Wednesday, January 18, 2012

Management is the art of losing control.

Leading a team is more an art than science and when it comes to team and success through team, the mantra is losing control and help evolve leaders all around you. An army general leads a team of colonels and they lead pack of Majors, Captains and Ensigns.

While we try to develop leaders under us, we forget that leaders cannot be developed by keeping tight control. They are developed when given a free hand to learn the ropes of the trades their own way.
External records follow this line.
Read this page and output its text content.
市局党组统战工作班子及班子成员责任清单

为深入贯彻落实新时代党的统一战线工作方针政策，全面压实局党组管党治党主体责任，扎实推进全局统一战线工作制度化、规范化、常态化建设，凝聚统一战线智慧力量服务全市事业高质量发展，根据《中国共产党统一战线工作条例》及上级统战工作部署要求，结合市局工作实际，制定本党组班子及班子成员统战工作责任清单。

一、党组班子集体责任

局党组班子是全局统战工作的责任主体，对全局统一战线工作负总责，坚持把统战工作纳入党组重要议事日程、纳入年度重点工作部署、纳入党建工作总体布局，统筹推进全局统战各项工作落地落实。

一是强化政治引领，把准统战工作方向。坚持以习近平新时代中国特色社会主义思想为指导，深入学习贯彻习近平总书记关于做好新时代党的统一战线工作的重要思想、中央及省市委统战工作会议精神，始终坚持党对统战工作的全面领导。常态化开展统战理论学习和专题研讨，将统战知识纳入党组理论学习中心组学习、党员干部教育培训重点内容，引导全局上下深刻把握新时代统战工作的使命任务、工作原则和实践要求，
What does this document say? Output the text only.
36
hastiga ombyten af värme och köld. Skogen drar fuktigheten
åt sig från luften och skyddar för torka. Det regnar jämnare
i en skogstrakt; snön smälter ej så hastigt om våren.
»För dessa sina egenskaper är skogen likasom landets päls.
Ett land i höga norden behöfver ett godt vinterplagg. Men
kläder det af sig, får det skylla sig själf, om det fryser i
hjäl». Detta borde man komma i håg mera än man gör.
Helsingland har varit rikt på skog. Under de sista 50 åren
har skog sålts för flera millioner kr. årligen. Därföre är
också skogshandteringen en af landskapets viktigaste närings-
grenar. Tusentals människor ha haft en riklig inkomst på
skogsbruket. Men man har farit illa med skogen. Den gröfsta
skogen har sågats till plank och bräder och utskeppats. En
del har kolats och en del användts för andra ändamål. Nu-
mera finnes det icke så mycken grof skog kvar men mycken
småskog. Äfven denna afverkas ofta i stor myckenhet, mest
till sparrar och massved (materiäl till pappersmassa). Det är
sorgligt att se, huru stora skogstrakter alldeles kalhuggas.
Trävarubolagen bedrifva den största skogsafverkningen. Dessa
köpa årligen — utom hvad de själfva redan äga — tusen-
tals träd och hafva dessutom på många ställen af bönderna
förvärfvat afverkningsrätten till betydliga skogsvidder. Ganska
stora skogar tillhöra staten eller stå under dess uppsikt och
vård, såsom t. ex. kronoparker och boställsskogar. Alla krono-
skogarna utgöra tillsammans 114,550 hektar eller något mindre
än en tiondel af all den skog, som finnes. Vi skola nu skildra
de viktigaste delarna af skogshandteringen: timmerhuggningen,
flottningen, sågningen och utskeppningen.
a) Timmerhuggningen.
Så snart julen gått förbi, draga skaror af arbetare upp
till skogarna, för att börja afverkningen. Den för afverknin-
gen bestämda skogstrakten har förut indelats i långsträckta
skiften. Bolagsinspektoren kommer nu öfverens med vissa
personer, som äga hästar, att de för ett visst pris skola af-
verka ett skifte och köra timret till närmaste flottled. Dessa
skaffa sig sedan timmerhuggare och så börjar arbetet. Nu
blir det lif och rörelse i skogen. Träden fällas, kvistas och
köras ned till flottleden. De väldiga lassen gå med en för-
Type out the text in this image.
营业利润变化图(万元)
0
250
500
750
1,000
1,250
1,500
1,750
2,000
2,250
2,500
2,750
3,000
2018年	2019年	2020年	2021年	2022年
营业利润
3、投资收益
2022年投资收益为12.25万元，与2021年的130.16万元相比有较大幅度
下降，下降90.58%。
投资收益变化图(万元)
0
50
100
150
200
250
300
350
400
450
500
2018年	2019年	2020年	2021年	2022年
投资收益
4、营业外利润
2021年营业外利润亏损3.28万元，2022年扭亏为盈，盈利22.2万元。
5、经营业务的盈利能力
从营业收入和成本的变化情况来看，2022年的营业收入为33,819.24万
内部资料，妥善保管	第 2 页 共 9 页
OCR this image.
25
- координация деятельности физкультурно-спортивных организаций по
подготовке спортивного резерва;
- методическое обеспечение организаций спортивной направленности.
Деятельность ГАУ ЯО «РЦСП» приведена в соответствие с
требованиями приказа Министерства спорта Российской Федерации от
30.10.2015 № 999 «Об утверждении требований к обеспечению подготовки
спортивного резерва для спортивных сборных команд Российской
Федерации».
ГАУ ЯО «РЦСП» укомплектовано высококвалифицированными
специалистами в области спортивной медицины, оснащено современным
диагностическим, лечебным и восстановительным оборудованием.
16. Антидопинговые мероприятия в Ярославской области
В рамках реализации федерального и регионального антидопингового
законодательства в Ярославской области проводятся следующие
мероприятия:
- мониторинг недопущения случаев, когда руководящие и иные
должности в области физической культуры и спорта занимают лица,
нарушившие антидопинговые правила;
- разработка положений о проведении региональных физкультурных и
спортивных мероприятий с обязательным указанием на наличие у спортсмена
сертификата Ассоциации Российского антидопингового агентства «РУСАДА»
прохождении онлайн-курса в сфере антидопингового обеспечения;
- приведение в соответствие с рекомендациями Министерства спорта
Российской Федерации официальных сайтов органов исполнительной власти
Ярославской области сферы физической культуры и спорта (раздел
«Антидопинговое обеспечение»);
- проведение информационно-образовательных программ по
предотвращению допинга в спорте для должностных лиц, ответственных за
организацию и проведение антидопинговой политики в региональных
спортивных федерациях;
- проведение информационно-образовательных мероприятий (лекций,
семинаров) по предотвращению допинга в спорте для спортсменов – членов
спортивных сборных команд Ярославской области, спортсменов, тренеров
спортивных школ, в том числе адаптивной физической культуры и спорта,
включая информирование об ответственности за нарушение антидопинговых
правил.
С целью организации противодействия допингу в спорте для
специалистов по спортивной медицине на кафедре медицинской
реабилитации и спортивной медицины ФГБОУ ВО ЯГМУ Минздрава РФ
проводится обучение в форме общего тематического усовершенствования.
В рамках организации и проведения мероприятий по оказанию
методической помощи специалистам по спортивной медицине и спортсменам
Indian  cricket team is suffering it's worst at Australian pitches. Oldies not able to perform, youngsters, still learning by failures! Media got spice to call for debates, talk shows. Ex-cricketers starting pronouncing verdicts on senior players, Chief Selectors and the BCCI. These players in their days never uttered a single word against the team management, forget about the Chief Selector and the BCCI. How do they expect the players of today to ask big questions that can help save Test Cricket in India?
When you are winning , you need a manager and when you ar losing, you need a leader. MSD has this opportunity to make this turnaround. We hope, he would do this.

Our last test player that we built is Virendra Shehwag some 6 years back. We have not seen any other charismatic batsman or a bowler in last 5 year in India.
We built team of pinch hitters and some quick fielders, won the T20 world cup and World cup ODI.
This simply means that we know how to build a right team for a format of the game.
I am pretty sure, we can even build a world class test team if we want to. Test team maybe completely different from the current squad that won us T20 and ODIs.

"The Peter Principle," about to be reissued in a 40th anniversary edition, was a best seller when it was first published. A satiric treatise on workplace incompetence, it touched a nerve with readers because it was so funny. And so true. Much like the film "Office Space," NBC's "The Office," and Scott Adams' "Dilbert" comic strips, this book by Laurence J. Peter (a former teacher) and Raymond Hull (a playwright) captured the twisted logic of workplaces — tapping into how ridiculous they feel to insiders. It gleefully emitted a cloud of jargon monoxide and absurd advice as it reached its famous main conclusion: "In a hierarchy, every employee tends to rise to his level of incompetence."


“Promotion” in our industrial society, generally means “You’re really good and experienced at your job? Now stop doing it and start managing a bunch of people”.


“Everybody codes here, except for the accountant and the CEO. The latter used to code, but he was so bad at it, we made him in charge of everything else”.


Hope BCCI gets some lessons out of Peter's Principle.